Consumer perception of diamond beauty and desirability differs from that of many experts who examine diamonds with lenses and flood-lit back lighting environments. In short, sellers have learned how not to look the way buyers do; a classic mature marketing mistake.
This diversity of consumer preferences may mean there may be no rational scientific solution to the ideal cut dilemma, and no true way to measure an individual diamonds performance for more than an individual buyer. I hope that my contribution to this subject has bought an appropriate balance of observation of both diamonds and diamond consumer behaviour and preference. Having had the benefit of some training in the behaviour of light, and an early scientific education, I hope to have had enough understanding of the issues to support my observations with some credible evidence. Some people will challenge the lack of scientific rigour and reproducibility of the methods used to design the scores in HCA. They are welcome to do so; I have never maintained any pretence of being a scientist. All I have is a well developed ability to look good and challenge assumptions. But many of my results have been confirmed by true scientists.
So be it if the methods and results of this cut study are unscientific, if the results are wrong then I will enjoy the search for better solutions. Criticism is a friend, not a foe in the quest for continual improvement.
Is Light Return Brilliance?
One of the most complex problems that dogs me is the relationship between light return and scintillation. I am quite prepared to consider that there is no way to measure brilliance. Light return is a quantifiable thing, but brilliance is a human variable.

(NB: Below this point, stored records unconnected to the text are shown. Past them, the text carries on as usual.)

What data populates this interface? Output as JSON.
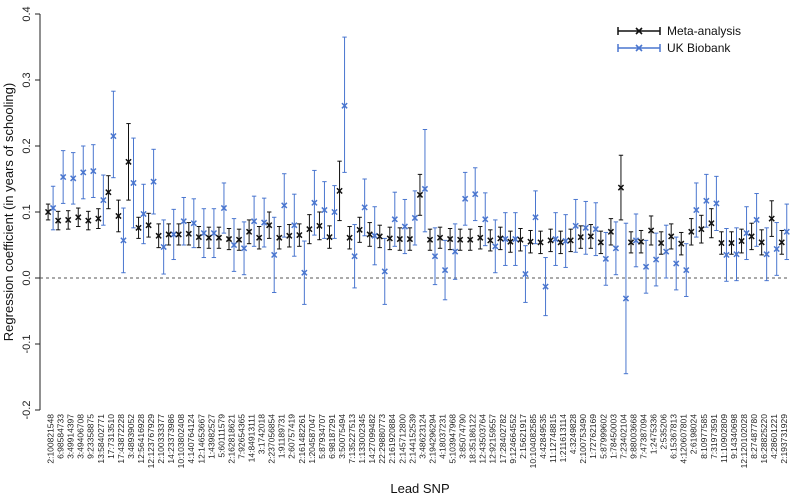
{
  "chart_data": {
    "type": "scatter",
    "title": "",
    "xlabel": "Lead SNP",
    "ylabel": "Regression coefficient (in years of schooling)",
    "ylim": [
      -0.2,
      0.4
    ],
    "yticks": [
      "-0.2",
      "-0.1",
      "0.0",
      "0.1",
      "0.2",
      "0.3",
      "0.4"
    ],
    "reference_line": 0,
    "grid": false,
    "legend_position": "top-right",
    "categories": [
      "2:100821548",
      "6:98584733",
      "3:49914397",
      "3:49406708",
      "9:23358875",
      "13:58402771",
      "17:7313510",
      "17:43872228",
      "3:48939052",
      "12:56416928",
      "12:123767929",
      "2:100333377",
      "14:23373986",
      "10:103802408",
      "4:140764124",
      "12:14653667",
      "1:43982527",
      "5:60111579",
      "2:162818621",
      "7:92654365",
      "14:84913111",
      "3:1742018",
      "2:237056854",
      "1:91189731",
      "2:60757419",
      "2:161482261",
      "1:204587047",
      "5:87934707",
      "6:98187291",
      "3:50075494",
      "7:135227513",
      "1:133002345",
      "14:27099482",
      "22:29880773",
      "2:161920884",
      "2:145712800",
      "2:144152539",
      "3:48623124",
      "2:194296294",
      "4:18037231",
      "5:103947968",
      "3:85074790",
      "18:35186122",
      "12:43503764",
      "12:92159557",
      "17:28402782",
      "9:124664552",
      "2:15621917",
      "10:104082585",
      "4:42849535",
      "11:12748815",
      "1:211613114",
      "4:3249828",
      "2:100753490",
      "1:72762169",
      "5:87999602",
      "1:78450003",
      "7:23402104",
      "9:88003668",
      "7:47387094",
      "1:2475336",
      "2:535206",
      "6:15367813",
      "4:120607801",
      "2:6198024",
      "8:10977585",
      "7:31973591",
      "11:10902809",
      "9:14340698",
      "12:120102028",
      "8:27487780",
      "16:28825220",
      "4:28601221",
      "2:193731929"
    ],
    "series": [
      {
        "name": "Meta-analysis",
        "color": "#111111",
        "marker": "x",
        "values": [
          0.1,
          0.087,
          0.088,
          0.092,
          0.087,
          0.09,
          0.13,
          0.094,
          0.176,
          0.076,
          0.08,
          0.064,
          0.066,
          0.066,
          0.067,
          0.062,
          0.061,
          0.061,
          0.059,
          0.058,
          0.07,
          0.061,
          0.08,
          0.061,
          0.064,
          0.065,
          0.074,
          0.079,
          0.062,
          0.132,
          0.061,
          0.073,
          0.066,
          0.063,
          0.06,
          0.059,
          0.059,
          0.126,
          0.058,
          0.061,
          0.059,
          0.058,
          0.058,
          0.061,
          0.057,
          0.06,
          0.055,
          0.058,
          0.055,
          0.054,
          0.057,
          0.054,
          0.057,
          0.062,
          0.063,
          0.054,
          0.07,
          0.137,
          0.054,
          0.055,
          0.072,
          0.053,
          0.063,
          0.052,
          0.07,
          0.074,
          0.083,
          0.053,
          0.053,
          0.056,
          0.063,
          0.054,
          0.09,
          0.054
        ],
        "ci_low": [
          0.088,
          0.073,
          0.074,
          0.078,
          0.073,
          0.075,
          0.105,
          0.07,
          0.118,
          0.06,
          0.062,
          0.046,
          0.05,
          0.05,
          0.05,
          0.046,
          0.045,
          0.045,
          0.043,
          0.042,
          0.052,
          0.044,
          0.06,
          0.044,
          0.047,
          0.048,
          0.052,
          0.058,
          0.045,
          0.087,
          0.044,
          0.054,
          0.048,
          0.046,
          0.043,
          0.042,
          0.042,
          0.095,
          0.042,
          0.045,
          0.043,
          0.042,
          0.042,
          0.044,
          0.041,
          0.043,
          0.039,
          0.041,
          0.038,
          0.037,
          0.04,
          0.037,
          0.04,
          0.045,
          0.045,
          0.037,
          0.05,
          0.088,
          0.038,
          0.038,
          0.05,
          0.036,
          0.044,
          0.035,
          0.05,
          0.053,
          0.061,
          0.036,
          0.036,
          0.038,
          0.043,
          0.035,
          0.063,
          0.036
        ],
        "ci_high": [
          0.112,
          0.101,
          0.102,
          0.106,
          0.101,
          0.105,
          0.155,
          0.118,
          0.234,
          0.092,
          0.098,
          0.082,
          0.082,
          0.082,
          0.084,
          0.078,
          0.077,
          0.077,
          0.075,
          0.074,
          0.088,
          0.078,
          0.1,
          0.078,
          0.081,
          0.082,
          0.096,
          0.1,
          0.079,
          0.177,
          0.078,
          0.092,
          0.084,
          0.08,
          0.077,
          0.076,
          0.076,
          0.157,
          0.074,
          0.077,
          0.075,
          0.074,
          0.074,
          0.078,
          0.073,
          0.077,
          0.071,
          0.075,
          0.072,
          0.071,
          0.074,
          0.071,
          0.074,
          0.079,
          0.081,
          0.071,
          0.09,
          0.186,
          0.07,
          0.072,
          0.094,
          0.07,
          0.082,
          0.069,
          0.09,
          0.095,
          0.105,
          0.07,
          0.07,
          0.074,
          0.083,
          0.073,
          0.117,
          0.072
        ]
      },
      {
        "name": "UK Biobank",
        "color": "#4a76cf",
        "marker": "x",
        "values": [
          0.106,
          0.153,
          0.151,
          0.16,
          0.162,
          0.118,
          0.215,
          0.057,
          0.144,
          0.097,
          0.146,
          0.047,
          0.066,
          0.086,
          0.083,
          0.068,
          0.068,
          0.106,
          0.05,
          0.045,
          0.086,
          0.084,
          0.035,
          0.11,
          0.08,
          0.008,
          0.114,
          0.103,
          0.1,
          0.261,
          0.033,
          0.107,
          0.064,
          0.01,
          0.089,
          0.078,
          0.091,
          0.135,
          0.033,
          0.012,
          0.04,
          0.12,
          0.127,
          0.089,
          0.048,
          0.059,
          0.059,
          0.006,
          0.092,
          -0.013,
          0.059,
          0.056,
          0.079,
          0.076,
          0.074,
          0.029,
          0.045,
          -0.031,
          0.057,
          0.017,
          0.028,
          0.04,
          0.022,
          0.012,
          0.103,
          0.117,
          0.113,
          0.035,
          0.036,
          0.068,
          0.088,
          0.036,
          0.044,
          0.07
        ],
        "ci_low": [
          0.073,
          0.113,
          0.112,
          0.12,
          0.122,
          0.08,
          0.152,
          0.008,
          0.076,
          0.052,
          0.097,
          0.006,
          0.028,
          0.05,
          0.046,
          0.031,
          0.031,
          0.068,
          0.01,
          0.005,
          0.048,
          0.047,
          -0.022,
          0.062,
          0.033,
          -0.04,
          0.065,
          0.06,
          0.06,
          0.16,
          -0.015,
          0.064,
          0.02,
          -0.04,
          0.048,
          0.037,
          0.05,
          0.07,
          -0.01,
          -0.033,
          -0.002,
          0.08,
          0.087,
          0.049,
          0.008,
          0.019,
          0.019,
          -0.037,
          0.052,
          -0.057,
          0.019,
          0.016,
          0.039,
          0.036,
          0.034,
          -0.011,
          0.005,
          -0.145,
          0.017,
          -0.023,
          -0.012,
          0.0,
          -0.018,
          -0.028,
          0.062,
          0.077,
          0.072,
          -0.005,
          -0.004,
          0.028,
          0.048,
          -0.004,
          0.004,
          0.028
        ],
        "ci_high": [
          0.139,
          0.193,
          0.19,
          0.2,
          0.202,
          0.156,
          0.283,
          0.106,
          0.212,
          0.142,
          0.195,
          0.088,
          0.104,
          0.122,
          0.12,
          0.105,
          0.105,
          0.144,
          0.09,
          0.085,
          0.124,
          0.121,
          0.092,
          0.158,
          0.127,
          0.056,
          0.163,
          0.146,
          0.14,
          0.365,
          0.081,
          0.15,
          0.108,
          0.06,
          0.13,
          0.119,
          0.132,
          0.225,
          0.076,
          0.057,
          0.082,
          0.16,
          0.167,
          0.129,
          0.088,
          0.099,
          0.099,
          0.049,
          0.132,
          0.031,
          0.099,
          0.096,
          0.119,
          0.116,
          0.114,
          0.069,
          0.085,
          0.083,
          0.097,
          0.057,
          0.068,
          0.08,
          0.062,
          0.052,
          0.144,
          0.157,
          0.154,
          0.075,
          0.076,
          0.108,
          0.128,
          0.076,
          0.084,
          0.112
        ]
      }
    ]
  }
}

This simple experiment that shows the effects of contrast was proposed by my friends (the real Scientists) at Moscow State University.
Consider some of these variations to this experiment:
- Would the viewing distance affect the result?
- Does the observers eyesight play a part?
- Would the light type and source type affect the experiment?
- Does movement change the results?
- Would bars, triangles or circles change the result?
- Would colors give the same result?
Beauty and desirability are to some extent in the eye and mind of the beholder. Different people will prefer different diamonds. HCA demerits diamonds with sub-optimal performance, such as light loss out the pavilion, excessive head-shadowing or fisheye effects etc. It then also sets out to describe three groups of diamonds that have appeal to various buyers.